Maple Nut Granola Bars


I eat an awful lot of granola bars. I’ve tried a few times over the past couple years to make my own, but it’s a hard thing to get right. You need enough sticky stuff to make them hold together, but too much makes them sickeningly sweet. The first recipe I tried pretty much just made oatmeal cookie bars. Not the same thing. My next few attempts didn’t stick together at all. I finally made a batch that held together, but an excess of brown rice syrup made them like toffee. They were dubbed tooth shattering granola bars.

I gave up on the whole thing for a year or so, but then a few weeks ago I decided to try again. I came very close; they were just a little too sticky and sweet. Then this past weekend I came just a little bit closer. These ones came out pretty good, they just didn’t quite hold together as well as I would have liked. But now that I think about it they might hold together better if you cut them while they’re still warm. I waited until they had cooled completely, which is where I think I got in to trouble.

Next time I may try replacing just a tiny bit of the peanut butter with brown rice syrup to see if they hold together a little better. Otherwise I think the recipe is a keeper. They’re sweet and salty and nutty, kind of chewy but not sticky.


  • 2 1/2 cups brown rice cereal (the rice crispy kind, not the puffed kind)
  • 1 1/2 cups rolled oats
  • 1/2 cup wheat bran
  • 1/2 cup whole almonds
  • 3/4 cup pecan halves
  • 1/2 cup peanuts
  • 1/2 cup dried cherries
  • 1 tsp coarse salt
  • 1/2 cup brown rice syrup
  • 1/2 cup maple syrup
  • 1/2 cup almond butter
  • 1/2 cup peanut butter

Preheat the oven to 325 degrees. Butter a 9 x 9 baking pan for thick bars, or a 9 x 13 pan for thinner bars. Combine the dry ingredients in a large bowl and mix well. Combine the syrups and nut butters in a small saucepan. Cook over low heat stirring constantly just until the mixture is smooth. Pour the syrup mixture over the dry ingredients and stir well, making sure everything is well coated. Scrape the granola mixture into the prepared pan.
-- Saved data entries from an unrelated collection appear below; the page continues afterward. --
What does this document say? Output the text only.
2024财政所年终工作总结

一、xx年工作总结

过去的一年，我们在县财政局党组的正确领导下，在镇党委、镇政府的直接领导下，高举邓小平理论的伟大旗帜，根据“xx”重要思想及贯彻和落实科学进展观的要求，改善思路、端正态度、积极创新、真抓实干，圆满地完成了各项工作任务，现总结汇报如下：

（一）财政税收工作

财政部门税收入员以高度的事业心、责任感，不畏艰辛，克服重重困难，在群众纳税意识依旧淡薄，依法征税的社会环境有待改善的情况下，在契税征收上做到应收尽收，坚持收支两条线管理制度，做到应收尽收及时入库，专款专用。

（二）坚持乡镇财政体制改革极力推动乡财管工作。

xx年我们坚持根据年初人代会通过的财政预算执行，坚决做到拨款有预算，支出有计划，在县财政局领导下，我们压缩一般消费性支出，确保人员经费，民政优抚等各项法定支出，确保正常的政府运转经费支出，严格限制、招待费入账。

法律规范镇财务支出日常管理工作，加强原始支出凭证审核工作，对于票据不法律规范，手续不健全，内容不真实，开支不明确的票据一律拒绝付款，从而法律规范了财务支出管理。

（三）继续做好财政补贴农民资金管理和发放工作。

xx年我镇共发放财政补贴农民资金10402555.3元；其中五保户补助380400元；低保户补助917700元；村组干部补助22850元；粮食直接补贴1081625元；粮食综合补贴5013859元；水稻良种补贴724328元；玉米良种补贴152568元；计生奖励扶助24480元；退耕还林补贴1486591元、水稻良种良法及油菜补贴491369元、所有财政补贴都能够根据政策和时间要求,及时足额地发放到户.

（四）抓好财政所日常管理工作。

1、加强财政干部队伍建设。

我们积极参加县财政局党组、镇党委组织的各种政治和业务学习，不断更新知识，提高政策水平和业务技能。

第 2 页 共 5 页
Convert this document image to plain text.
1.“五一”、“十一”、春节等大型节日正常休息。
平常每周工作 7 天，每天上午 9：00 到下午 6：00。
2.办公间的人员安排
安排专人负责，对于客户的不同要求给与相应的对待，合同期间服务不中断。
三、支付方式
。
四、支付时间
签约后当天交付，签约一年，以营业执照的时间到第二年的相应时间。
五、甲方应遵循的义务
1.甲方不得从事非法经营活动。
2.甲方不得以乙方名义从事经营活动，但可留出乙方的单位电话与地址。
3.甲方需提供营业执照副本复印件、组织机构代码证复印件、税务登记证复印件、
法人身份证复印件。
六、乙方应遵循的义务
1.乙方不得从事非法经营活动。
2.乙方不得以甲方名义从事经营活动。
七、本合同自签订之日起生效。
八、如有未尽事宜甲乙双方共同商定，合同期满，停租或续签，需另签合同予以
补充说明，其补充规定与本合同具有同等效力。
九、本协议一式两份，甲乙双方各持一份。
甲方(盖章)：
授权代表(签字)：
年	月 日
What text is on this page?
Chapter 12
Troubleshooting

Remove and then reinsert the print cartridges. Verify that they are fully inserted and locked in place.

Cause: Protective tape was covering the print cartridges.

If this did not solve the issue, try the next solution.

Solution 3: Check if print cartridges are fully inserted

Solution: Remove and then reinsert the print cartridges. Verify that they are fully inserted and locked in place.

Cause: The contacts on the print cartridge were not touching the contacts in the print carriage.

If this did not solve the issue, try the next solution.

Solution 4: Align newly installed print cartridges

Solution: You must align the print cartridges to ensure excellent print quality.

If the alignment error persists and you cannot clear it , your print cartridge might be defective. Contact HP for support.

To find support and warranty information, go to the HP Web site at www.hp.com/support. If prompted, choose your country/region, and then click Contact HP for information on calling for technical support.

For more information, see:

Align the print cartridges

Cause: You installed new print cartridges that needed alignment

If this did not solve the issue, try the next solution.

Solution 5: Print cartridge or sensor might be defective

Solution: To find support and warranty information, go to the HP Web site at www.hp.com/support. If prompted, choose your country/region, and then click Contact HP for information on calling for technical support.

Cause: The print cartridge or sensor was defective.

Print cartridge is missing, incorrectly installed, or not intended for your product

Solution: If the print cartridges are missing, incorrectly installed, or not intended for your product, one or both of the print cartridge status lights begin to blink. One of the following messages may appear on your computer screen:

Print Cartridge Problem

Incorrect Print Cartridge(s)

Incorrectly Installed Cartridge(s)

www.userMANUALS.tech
Place a piece of wax paper over the granola and use your hand to pack the granola down into the pan. Press hard. Peel off the wax paper and bake for about 30 minutes, until the surface is lightly browned and sort of crisp looking. Let cool for a few minutes, then turn out onto a cutting board. Cut into bars and allow to cool completely. If it falls apart when you turn it out of the pan, try pressing it back together with your hands while its still warm.

UPDATE 1/17/2009: These granola bars are OK and all, but I’ve come up with a new recipe that I like much better. You can find it here.


2 thoughts on “Maple Nut Granola Bars

  1. Sue

    Thanks! I’ve been searching for a good granola bar recipe for a while. I’ve played around with this recipe a little bit and have had some success and some failures. Out of necessity I’ve substituted. Can’t find brown rice syrup so I used honey which worked just fine for me. I’ve used all sorts of different cereals…whatever was left in the bottom of the box and that worked ok too but I would caution against using something too sweet. I also didn’t have almond butter but had almond paste so used a small amount of that, combined with a sweet cereal this was almost too sweet but so yummy. Of course I’ve added the chocolate chips each time and this was a big hit. Eli said they taste like cookies! Thanks Kate. I love the site. happy cooking!